Anyway, I went to the doctor and steeled myself for the bad news. I tried to keep it in perspective. Yes, I had some horrible disease, and was going to die. But I’d had a pretty good life. I’d made it, oh, 25 years or so. I’d experienced a lot of things. I’d been to a lot of places.
None of which was true, by the way. I hadn’t experienced a lot of things. I hadn’t been to a lot of places. I hadn’t done jackshit, to be honest. AND NOW I WAS GOING TO DIE!!
The doctor looked inside my mouth with one of those throat scope flashlights. He had me stick out my tongue and go “aaaahhhhhh.” I got a queasy feeling in my stomach. I found it hard to breathe. All was gloom, doom, and darkness.
“Have you taken Pepto-Bismol recently?” the doctor asked me.
Hmmmm, I thought to myself. Where is this heading?
For those unfamiliar with the brand, Pepto-Bismol is a pink, thick, over-the-counter medicine used to treat upset stomachs.
“Yes,” I answered. “I had an upset stomach the other day and took Pepto-Bismol.”
“There’s your answer,” the doctor said. “It’s the bismuth in the Pepto-Bismol. It can turn your tongue black.”
Bismuth, it turns out, is the active ingredient in Pepto-Bismol. It can not only turn your tongue black. It can also turn your stools black. I never checked for the latter.
“Pepto-Bismol?” I asked.
“Yep,” the doctor said.
“Well now – okay!” I hooted.
Man, I felt like a million dollars at that moment. A billion dollars. I’d never felt better, healthier, or stronger in my life. I was Superman when I heard about the Pepto-Bismol. The weakness – gone. The fatigue – gone. The gloom and doom – gone.
Death – gone, gone, gone!
I was going to live to be a thousand years old! I was immortal, unconquerable, a young stud of 25 who was going to rule the goddamn world!

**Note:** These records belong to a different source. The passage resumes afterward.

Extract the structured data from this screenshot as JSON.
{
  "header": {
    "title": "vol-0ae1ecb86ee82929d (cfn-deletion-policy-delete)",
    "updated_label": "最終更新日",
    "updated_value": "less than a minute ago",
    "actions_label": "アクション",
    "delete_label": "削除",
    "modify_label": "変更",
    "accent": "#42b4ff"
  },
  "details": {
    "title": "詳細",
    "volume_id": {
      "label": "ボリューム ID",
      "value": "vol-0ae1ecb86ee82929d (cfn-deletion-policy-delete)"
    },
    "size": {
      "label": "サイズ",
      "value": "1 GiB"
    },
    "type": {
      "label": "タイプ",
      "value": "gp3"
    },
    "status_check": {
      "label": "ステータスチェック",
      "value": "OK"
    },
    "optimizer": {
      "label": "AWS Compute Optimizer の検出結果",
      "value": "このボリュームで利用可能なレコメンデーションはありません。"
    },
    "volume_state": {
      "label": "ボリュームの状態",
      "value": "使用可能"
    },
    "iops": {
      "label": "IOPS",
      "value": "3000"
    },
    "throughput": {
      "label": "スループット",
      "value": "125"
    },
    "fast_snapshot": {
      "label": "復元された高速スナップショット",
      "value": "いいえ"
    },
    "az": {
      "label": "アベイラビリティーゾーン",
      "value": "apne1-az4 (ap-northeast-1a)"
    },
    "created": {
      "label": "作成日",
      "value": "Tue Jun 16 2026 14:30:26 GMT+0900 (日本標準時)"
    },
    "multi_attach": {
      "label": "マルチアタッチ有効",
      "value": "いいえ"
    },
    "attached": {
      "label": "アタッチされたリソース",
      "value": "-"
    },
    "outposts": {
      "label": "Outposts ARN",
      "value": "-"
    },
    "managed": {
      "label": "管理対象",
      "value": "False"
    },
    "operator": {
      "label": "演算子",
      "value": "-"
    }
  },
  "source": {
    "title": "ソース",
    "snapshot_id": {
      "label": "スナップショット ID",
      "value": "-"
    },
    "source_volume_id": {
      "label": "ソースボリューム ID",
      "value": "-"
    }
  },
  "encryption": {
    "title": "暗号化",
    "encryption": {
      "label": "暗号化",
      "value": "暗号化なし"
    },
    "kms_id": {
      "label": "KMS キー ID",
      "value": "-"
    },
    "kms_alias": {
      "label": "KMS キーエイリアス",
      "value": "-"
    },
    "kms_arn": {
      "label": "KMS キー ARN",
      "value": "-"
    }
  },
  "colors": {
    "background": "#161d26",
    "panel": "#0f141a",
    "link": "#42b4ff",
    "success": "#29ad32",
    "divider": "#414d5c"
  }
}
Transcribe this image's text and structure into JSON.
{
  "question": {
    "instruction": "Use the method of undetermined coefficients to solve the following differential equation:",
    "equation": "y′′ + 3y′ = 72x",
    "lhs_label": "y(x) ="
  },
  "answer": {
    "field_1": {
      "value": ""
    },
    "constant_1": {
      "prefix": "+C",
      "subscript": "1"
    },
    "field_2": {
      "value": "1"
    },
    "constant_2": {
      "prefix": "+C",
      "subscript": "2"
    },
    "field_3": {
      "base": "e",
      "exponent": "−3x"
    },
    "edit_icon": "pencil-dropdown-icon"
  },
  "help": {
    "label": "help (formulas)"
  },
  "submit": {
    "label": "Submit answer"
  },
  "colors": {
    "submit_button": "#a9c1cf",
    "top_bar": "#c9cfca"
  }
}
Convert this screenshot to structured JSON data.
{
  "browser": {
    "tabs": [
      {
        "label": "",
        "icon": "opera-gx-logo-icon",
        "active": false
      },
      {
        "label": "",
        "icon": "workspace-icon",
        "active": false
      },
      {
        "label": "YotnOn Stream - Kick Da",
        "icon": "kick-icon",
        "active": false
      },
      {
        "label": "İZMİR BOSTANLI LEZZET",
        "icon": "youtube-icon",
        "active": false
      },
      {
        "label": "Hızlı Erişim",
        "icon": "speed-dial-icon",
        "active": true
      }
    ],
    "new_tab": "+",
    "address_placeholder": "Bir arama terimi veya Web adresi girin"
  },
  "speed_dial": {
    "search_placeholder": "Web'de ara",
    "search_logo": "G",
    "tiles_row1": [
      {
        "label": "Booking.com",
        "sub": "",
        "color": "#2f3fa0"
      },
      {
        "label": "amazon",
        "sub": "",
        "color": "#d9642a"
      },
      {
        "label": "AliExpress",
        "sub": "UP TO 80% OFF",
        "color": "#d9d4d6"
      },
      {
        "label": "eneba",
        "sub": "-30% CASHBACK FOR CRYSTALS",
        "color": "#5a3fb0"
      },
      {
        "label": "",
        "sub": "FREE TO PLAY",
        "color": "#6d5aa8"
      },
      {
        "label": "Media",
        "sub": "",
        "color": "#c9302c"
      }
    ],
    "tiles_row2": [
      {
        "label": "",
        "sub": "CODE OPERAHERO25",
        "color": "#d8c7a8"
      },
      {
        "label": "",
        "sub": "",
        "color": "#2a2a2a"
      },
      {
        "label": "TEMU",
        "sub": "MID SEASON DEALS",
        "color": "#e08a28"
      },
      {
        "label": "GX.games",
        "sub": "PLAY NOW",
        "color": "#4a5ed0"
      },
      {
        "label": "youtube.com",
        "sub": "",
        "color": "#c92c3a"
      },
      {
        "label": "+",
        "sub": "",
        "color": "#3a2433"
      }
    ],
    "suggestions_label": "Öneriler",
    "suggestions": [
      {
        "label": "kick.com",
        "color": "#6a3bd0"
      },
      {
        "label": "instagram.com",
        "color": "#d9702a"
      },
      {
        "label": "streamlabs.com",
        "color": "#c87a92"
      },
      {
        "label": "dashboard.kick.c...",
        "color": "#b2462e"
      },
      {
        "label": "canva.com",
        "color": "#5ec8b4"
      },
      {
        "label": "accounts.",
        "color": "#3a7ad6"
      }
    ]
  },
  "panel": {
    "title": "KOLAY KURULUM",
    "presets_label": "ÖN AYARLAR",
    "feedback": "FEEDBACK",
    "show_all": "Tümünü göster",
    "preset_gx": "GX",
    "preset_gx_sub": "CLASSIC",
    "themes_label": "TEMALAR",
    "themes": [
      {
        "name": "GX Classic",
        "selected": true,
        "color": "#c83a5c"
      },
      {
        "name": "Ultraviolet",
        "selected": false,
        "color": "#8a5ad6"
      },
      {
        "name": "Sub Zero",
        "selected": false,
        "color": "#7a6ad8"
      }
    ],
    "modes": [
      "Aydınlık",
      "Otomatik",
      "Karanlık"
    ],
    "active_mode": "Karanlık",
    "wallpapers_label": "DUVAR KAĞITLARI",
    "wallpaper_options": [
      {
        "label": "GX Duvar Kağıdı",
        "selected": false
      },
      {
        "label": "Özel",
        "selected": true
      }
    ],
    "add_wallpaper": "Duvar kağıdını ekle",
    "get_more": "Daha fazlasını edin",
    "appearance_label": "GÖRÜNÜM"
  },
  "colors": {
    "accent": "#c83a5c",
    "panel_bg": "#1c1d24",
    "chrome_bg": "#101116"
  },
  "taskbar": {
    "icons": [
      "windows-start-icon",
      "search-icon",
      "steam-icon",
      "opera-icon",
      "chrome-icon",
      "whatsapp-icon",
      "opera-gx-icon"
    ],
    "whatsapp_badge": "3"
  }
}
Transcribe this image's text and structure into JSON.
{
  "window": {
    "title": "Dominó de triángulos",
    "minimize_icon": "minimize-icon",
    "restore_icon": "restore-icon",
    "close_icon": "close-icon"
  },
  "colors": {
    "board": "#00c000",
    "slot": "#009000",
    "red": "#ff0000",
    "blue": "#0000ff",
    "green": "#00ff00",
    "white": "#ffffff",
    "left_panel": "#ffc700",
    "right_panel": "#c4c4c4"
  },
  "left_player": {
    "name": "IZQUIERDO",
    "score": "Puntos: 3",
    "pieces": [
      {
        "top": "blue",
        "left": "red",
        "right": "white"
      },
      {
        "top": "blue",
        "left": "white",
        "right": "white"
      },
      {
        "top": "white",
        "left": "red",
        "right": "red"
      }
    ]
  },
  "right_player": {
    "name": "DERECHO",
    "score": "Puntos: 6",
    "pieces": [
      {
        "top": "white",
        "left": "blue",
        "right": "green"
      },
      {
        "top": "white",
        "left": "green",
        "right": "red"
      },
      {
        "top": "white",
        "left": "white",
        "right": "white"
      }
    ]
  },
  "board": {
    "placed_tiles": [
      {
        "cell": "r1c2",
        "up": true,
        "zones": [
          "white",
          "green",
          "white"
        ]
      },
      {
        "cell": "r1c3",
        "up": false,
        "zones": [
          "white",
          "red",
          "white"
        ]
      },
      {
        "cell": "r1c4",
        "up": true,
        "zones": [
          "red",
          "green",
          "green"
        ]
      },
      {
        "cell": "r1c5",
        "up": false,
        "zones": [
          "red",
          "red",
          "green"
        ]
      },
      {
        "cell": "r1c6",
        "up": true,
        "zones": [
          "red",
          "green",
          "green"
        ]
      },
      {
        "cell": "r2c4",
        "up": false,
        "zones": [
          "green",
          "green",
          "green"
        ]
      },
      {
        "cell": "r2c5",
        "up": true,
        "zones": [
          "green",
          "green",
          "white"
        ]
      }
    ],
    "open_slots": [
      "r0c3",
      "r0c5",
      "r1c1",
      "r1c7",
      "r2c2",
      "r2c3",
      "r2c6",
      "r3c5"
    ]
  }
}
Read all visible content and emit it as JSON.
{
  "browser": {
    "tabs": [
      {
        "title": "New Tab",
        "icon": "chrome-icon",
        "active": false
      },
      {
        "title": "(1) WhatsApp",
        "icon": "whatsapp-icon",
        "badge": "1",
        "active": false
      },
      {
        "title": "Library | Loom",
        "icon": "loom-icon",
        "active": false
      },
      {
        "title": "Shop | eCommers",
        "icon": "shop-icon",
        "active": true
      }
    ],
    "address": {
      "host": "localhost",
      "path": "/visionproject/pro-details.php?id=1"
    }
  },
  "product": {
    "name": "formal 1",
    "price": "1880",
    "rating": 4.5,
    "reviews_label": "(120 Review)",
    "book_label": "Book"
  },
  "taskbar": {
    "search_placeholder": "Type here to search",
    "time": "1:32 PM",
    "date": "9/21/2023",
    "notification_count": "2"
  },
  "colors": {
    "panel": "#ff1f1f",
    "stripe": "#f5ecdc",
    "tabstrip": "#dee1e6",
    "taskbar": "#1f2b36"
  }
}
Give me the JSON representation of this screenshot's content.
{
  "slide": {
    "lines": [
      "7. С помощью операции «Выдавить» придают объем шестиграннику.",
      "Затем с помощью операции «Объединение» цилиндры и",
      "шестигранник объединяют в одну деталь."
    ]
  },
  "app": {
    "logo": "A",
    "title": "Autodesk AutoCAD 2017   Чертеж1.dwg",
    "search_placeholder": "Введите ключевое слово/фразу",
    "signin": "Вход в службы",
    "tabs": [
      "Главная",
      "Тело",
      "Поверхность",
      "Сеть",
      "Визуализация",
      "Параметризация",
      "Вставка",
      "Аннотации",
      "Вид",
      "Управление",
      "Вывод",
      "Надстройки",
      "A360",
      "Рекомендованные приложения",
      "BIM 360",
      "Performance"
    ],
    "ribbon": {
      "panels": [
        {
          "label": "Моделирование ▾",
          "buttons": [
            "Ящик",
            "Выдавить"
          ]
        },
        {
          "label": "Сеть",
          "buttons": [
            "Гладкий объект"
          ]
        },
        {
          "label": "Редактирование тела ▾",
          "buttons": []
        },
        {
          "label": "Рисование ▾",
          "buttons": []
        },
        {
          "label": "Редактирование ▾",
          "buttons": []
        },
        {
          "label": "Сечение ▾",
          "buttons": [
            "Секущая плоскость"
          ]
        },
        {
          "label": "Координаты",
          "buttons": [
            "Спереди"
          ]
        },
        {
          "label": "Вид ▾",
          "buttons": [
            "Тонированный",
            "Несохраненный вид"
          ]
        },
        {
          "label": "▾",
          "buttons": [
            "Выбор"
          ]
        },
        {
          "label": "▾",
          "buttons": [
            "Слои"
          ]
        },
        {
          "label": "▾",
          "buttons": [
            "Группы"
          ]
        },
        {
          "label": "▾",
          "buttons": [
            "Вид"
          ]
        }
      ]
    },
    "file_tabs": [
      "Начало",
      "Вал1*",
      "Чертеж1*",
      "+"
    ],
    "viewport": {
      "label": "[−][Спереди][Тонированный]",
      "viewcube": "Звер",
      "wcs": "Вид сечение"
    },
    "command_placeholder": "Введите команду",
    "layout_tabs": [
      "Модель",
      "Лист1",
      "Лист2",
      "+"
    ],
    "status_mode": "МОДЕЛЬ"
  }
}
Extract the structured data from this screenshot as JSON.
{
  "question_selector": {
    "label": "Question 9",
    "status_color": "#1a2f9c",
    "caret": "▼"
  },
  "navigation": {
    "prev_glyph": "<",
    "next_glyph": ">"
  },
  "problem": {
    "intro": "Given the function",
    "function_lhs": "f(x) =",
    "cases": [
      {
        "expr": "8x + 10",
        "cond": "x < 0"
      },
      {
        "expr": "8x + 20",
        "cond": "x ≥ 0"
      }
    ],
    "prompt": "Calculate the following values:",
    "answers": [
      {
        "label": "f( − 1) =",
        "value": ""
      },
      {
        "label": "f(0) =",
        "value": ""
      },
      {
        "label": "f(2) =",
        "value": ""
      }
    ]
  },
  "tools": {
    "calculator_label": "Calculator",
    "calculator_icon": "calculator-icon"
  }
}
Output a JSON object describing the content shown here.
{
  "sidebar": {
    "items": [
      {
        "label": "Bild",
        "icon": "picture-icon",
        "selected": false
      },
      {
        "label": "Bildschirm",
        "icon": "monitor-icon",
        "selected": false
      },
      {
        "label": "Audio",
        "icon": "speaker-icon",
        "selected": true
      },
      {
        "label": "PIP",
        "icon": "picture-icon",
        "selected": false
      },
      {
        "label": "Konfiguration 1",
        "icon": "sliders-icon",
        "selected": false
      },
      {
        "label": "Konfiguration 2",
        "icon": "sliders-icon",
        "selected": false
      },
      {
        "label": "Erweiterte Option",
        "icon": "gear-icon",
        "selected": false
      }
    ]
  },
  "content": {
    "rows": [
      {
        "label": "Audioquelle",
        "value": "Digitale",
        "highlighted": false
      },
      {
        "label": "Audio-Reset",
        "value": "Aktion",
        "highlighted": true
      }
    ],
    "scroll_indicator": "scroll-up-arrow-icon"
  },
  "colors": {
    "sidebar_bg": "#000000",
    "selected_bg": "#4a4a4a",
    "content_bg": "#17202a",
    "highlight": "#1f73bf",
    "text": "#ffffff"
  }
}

“Thanks, Doc!” I said, doing my best not to hug him and then break out into song and dance.
I skipped out of his office and danced up to the checkout desk and smiled through it all, even when I was paying a bill I couldn’t afford, just because I took Pepto-F*****g-Bismol and thought I was going to die.
All these years later, I still feel like Superman, except for the occasional aches that come with grinding toward old age, and this gnawing dread that the Grim Reaper is just around the corner, waiting….
And the tooth feels fine. Really, it does.